Мне особенно хотелось бы поговорить с тобою, Жю-стен, — поговорить подольше, по душам. Я так был бы рад! Я воображал, что ты очень гордишься своим положением, гордишься работой, за которую взялся с таким воодушевлением. А ты, кажется, и тут разочаровался; журналистика, видимо, тебе не по сердцу и даже тяготит тебя. Будь я уверен, что ты занимаешься ею ради заработка, только ради заработка, я сказал бы тебе: «Приезжай в Париж! Будем жить вместе, достойно, с высоко поднятой головой, как два покорных судьбе холостяка! Моего заработка хватит на двоих. Вероятно, мне никогда не удастся делить этот заработок с моей избранницей... Так приезжай же, старина! Приезжай!»

Чуть было не забыл сказать тебе, что мой «ответ», стараниями Вюйома, все же появился в «Голосе Парижа». Поместили его в уголке, мелким шрифтом. Он не порадовал меня. Вряд ли нашелся во всем Париже, во всей Франции хоть один человек, который прочел его. Не беда! Шкуру свою я дешево не отдам. Сопротивляюсь и буду сопротивляться.

Сейчас уже за полночь. Погода отличная. Окно растворено, и мне виден Париж, залитый лунным светом. Я мог бы пересчитать тысячи домов. А что делают, скажи на милость, люди, живущие в этих тысячах домов? Спят? Едят? Мечтают? Предаются любви? Может быть, трудятся? Нет, любезный друг мой Жюстен! Они пишут опровержения для газет. Они пишут друзьям, которыми они не вполне довольны.

Глава XIV


Старинный барский дом. Г-н Ронер тщится быть сердечным. Мнение административного совета. Надо улыбнуться и обороняться. Профессор неуязвим для клеветы. Жена Цезаря должна быть вне подозрений. Просьба о помощи. Комментарии Эжена Рока и вспышка гнева у Лорана


Господин Ронер жил в конце улицы Сены в одном из тех старинных барских домов, мощеные дворы которых еще недавно оглашались топотом копыт и грохотом экипажей. Профессор занимал квартиру на втором этаже, с высокими потолками, с темноватыми, холодными, скудно обставленными комнатами. Г-н Ронер, ярый сторонник американского изобилия и немецкого благоустройства, когда дело касалось лабораторий, г-н Ронер, неотступно терзавший министров, чтобы добиться кредитов и самого дорогостоящего инвентаря, сам обходился услугами шестидесятилетней экономки и придерживался чисто спартанской бережливости. Он почти весь день проводил в лаборатории, являлся домой, только чтобы поесть и отдохнуть, а вечерами сидел в своей библиотеке среди книг, пропитанных запахом остывшего табачного дыма. В этой тихой обители незаметно было ни малейшего беспорядка или причуд, свойственных богеме. Ни пылинки не видно было на витринах, огражденных сеткой, на мебели, на выступах стенной лепнины. Никаких предметов роскоши, если не считать нескольких бронзовых статуэток да медалей, поднесенных ему за годы его славной деятельности приятелями и учениками.

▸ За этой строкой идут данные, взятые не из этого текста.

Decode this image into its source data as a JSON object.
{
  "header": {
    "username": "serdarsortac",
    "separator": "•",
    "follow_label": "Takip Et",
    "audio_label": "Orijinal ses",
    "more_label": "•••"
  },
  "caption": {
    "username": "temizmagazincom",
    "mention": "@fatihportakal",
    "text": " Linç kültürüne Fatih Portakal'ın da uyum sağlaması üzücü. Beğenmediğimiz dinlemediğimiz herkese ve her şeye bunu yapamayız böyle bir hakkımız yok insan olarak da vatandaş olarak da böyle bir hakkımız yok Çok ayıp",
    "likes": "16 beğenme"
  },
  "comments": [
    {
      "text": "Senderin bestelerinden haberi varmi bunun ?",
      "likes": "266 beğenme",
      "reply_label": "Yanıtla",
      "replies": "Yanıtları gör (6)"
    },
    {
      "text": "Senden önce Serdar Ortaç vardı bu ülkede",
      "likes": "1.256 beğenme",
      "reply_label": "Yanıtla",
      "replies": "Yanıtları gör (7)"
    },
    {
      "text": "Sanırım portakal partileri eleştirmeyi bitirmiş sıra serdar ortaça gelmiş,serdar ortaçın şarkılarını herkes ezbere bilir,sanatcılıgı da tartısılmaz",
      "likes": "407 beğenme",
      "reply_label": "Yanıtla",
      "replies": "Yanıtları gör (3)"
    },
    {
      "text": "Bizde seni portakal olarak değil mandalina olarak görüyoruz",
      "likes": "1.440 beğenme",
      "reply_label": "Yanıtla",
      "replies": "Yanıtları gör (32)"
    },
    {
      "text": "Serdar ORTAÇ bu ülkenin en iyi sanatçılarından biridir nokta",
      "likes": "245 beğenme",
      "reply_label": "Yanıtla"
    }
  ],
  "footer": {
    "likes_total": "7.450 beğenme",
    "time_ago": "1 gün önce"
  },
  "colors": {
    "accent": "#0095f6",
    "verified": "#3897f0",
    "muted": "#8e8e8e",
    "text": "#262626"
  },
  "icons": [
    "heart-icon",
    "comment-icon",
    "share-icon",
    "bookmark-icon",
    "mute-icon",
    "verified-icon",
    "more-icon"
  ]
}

Ожидая в гостиной, обставленной строго, словно приемная адвоката, Лоран погрузился в воспоминания. «Целых пять лет, — думал он, — я работал под руководством господина Ронера. Я был у него на дому раз десять—двенадцать, когда требовалось сообщить ему нечто важное. Он никогда не приглашает своих учеников к обеду, — и это, пожалуй, лучше... Обычно он принимал меня на улице Дюто. Зачем же вызвал он меня сегодня?

Сейчас девять часов утра. В это время господин Ронер уже за работой... »

Так разбегались мысли Лорана, когда дверь библиотеки отворилась.

Профессор Ронер был невысокого роста. Он старался исправить это при помощи высоких каблуков и безукоризненной осанки. В то утро на нем был черный сюртук, застегнутый на все пуговицы. Седые волосы, подстриженные бобриком, эспаньолка и усы, пристальный и прозрачно-ледяной взгляд — все придавало, старому ученому облик «генерала в штатском», что, впрочем, было ему явно по вкусу.

— Входите, Паскье, — сказал он. — Рад вас видеть. К тому же мне надо с вами поговорить по важному вопросу.

Профессор явно силился быть приветливым, что обычно не было ему свойственно. На Лорана это подействовало не ободряюще, а, наоборот, смутило и даже встревожило его. Когда дела шли хорошо, г-н Ронер не утруждал себя любезностью.

Профессор сел в плетеное кресло у письменного стола. По знаку хозяина Лоран занял место напротив него. Как фехтовальщик, которому не терпится скрестить клинки, г-н Ронер постукивал ногой по паркету.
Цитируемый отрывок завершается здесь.